Measurements · Apple M3 Max 36 GB

Benchmarks: quality, speed, retrieval.

Three axes — weight quantization quality on GSM8K, KV-cache serving throughput at 64 k context, and TurboQuant rotated-space retrieval accuracy. All numbers are reproducible from the CLI and dataset listed in each section.

01 Weight quantization quality

mlx-optiq vs uniform 4-bit on GSM8K.

200-sample subset, 3-shot CoT prompt, identical sampling, identical chat-template handling.

LLM quality — GSM8K · 200 samples

Model	Uniform-4	mlx-optiq-4	Delta
Qwen3.5-0.8B	11.5%	27.0%	+15.5pp
Qwen3.5-2B	48.5%	48.0%	−0.5pp
Qwen3.5-4B	79.5%	81.5%	+2.0pp
Qwen3.5-9B	90.0%	90.0%	0.0pp
Qwen3.6-27B	94.0%	95.0%	+1.0pp
Qwen3.5-35B-A3B	89.5%	89.5%	0.0pp
gemma-4-e2b-it	5.5%	13.0%	+7.5pp
gemma-4-e4b-it	23.5%	55.5%	+32.0pp
gemma-4-26B-A4B-it	92.0%	94.0%	+2.0pp
gemma-4-31B-it	96.0%	96.0%	0.0pp

Pattern mlx-optiq's wins grow with how far uniform 4-bit degrades the model. On saturated benchmarks (Qwen3.5-9B at 90%), there's nothing to recover. On models that uniform 4-bit nearly breaks (gemma-4-e4b at 23.5%), recovery is dramatic — +32 points to 55.5%.

02 KV cache serving

Mixed-precision KV at 64 k tokens.

Apple M3 Max 36 GB. 64,000-token English prose prompt, streaming 500 output tokens. Comparing stock mlx_lm.server (fp16 KV) vs optiq serve --kv-config (per-layer sensitivity-guided KV quantization).

Decode tok/s at 64k

Model	fp16 TTFT	fp16 decode	Mixed TTFT	Mixed decode	Decode speedup
Qwen3.5-0.8B	34.5s	47.2 tok/s	40.5s	42.4 tok/s	−10%
Qwen3.5-2B	82.8s	27.9 tok/s	161.7s	41.8 tok/s	+50%
Qwen3.5-4B	165.8s	8.1 tok/s	252.0s	13.1 tok/s	+62%
Qwen3.5-9B	214.8s	20.7 tok/s	163.8s	27.1 tok/s	+31%

Takeaway For Qwen3.5 2 B and larger, mixed-precision KV gives a 31–62% decode speedup at 64 k context. 0.8 B is too small to benefit — optiq kv-cache's sensitivity pass correctly picks uniform 4-bit (no layer needs 8-bit protection), but on M3 Max even that's marginally slower than fp16 at this scale.

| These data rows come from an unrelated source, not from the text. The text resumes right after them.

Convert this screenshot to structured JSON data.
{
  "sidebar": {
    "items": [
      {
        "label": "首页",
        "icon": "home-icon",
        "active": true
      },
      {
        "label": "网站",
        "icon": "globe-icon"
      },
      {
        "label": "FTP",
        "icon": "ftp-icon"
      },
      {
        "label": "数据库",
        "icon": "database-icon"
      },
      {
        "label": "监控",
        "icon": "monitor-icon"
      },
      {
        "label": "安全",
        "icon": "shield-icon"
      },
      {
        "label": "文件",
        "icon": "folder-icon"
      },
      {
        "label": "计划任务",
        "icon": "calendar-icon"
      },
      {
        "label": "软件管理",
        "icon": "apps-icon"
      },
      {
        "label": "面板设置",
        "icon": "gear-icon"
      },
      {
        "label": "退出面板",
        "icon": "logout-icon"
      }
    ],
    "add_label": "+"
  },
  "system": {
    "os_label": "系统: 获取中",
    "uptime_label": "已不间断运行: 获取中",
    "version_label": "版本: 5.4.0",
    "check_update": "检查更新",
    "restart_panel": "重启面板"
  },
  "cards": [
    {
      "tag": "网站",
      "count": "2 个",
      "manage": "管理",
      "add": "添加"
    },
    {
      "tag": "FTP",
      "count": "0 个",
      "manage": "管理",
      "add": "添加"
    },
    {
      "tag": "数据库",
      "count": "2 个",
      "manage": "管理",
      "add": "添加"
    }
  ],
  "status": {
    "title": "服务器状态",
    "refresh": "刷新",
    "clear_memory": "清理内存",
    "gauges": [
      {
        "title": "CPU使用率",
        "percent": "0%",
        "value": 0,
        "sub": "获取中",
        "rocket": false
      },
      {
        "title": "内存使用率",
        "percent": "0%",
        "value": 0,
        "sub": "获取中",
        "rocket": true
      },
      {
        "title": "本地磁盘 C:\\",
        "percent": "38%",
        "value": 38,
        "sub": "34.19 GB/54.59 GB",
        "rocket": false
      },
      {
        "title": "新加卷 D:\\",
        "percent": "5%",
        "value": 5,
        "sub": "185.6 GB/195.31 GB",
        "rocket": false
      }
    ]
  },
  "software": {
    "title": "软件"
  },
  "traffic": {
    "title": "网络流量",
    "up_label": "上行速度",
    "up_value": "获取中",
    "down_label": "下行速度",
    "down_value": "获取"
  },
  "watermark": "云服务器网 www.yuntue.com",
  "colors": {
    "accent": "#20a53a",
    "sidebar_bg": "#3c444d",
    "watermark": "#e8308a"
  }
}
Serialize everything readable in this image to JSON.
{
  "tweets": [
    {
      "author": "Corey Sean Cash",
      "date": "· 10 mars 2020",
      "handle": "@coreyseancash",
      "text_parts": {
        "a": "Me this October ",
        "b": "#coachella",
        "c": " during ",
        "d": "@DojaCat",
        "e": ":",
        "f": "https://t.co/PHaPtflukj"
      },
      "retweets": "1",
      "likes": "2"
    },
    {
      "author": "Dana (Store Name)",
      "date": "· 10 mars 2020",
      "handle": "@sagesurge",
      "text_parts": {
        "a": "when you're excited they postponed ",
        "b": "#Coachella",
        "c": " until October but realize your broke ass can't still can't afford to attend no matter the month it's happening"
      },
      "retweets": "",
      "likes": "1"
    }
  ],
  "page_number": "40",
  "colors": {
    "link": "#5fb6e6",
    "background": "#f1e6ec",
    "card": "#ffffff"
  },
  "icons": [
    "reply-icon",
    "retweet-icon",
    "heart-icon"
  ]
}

Per-layer KV configs (generated by optiq kv-cache --target-bits 4.5)

Model	Full-attn layers	Config	Avg bits
Qwen3.5-0.8B	6 of 24	6 @ 4-bit	4.00
Qwen3.5-2B	6 of 24	6 @ 4-bit	4.00
Qwen3.5-4B	8 of 32	7 @ 4-bit + 1 @ 8-bit (layer 3)	4.50
Qwen3.5-9B	8 of 32	7 @ 4-bit + 1 @ 8-bit (layer 3)	4.50

Why layer 3? In Qwen3.5's hybrid architecture, layer 3 is the first full-attention layer (layers 0, 1, 2 are linear-attention). It's consistently the most KV-sensitive layer across both 4 B and 9 B — and protecting it at 8-bit also happens to flip it onto mx.quantized_matmul's fast path on Apple Silicon. Quality and speed point the same direction.

03 TurboQuant research

Rotated-space attention vs affine KV.

The research path: rotation-based vector quantization that preserves inner products for attention. Compared against mlx-lm's affine QuantizedKVCache.

Quality and speed comparison — **TurboQuant 4-bit:** better reasoning (32 % vs 30 %), perfect retrieval (100 % vs 73 %), same speed (−2 %).

Needle retrieval — **100 % at 4-bit** vs 73 % for affine — rotated-space quantization preserves inner products across all sequence positions.

Perplexity — Tight perplexity gap at matched bit-widths — TurboQuant MSE 4-bit is PPL +0.37 vs affine's +0.48.

Memory scaling — Per-token KV storage as a function of sequence length — 4-bit TurboQuant is 4× smaller than fp16.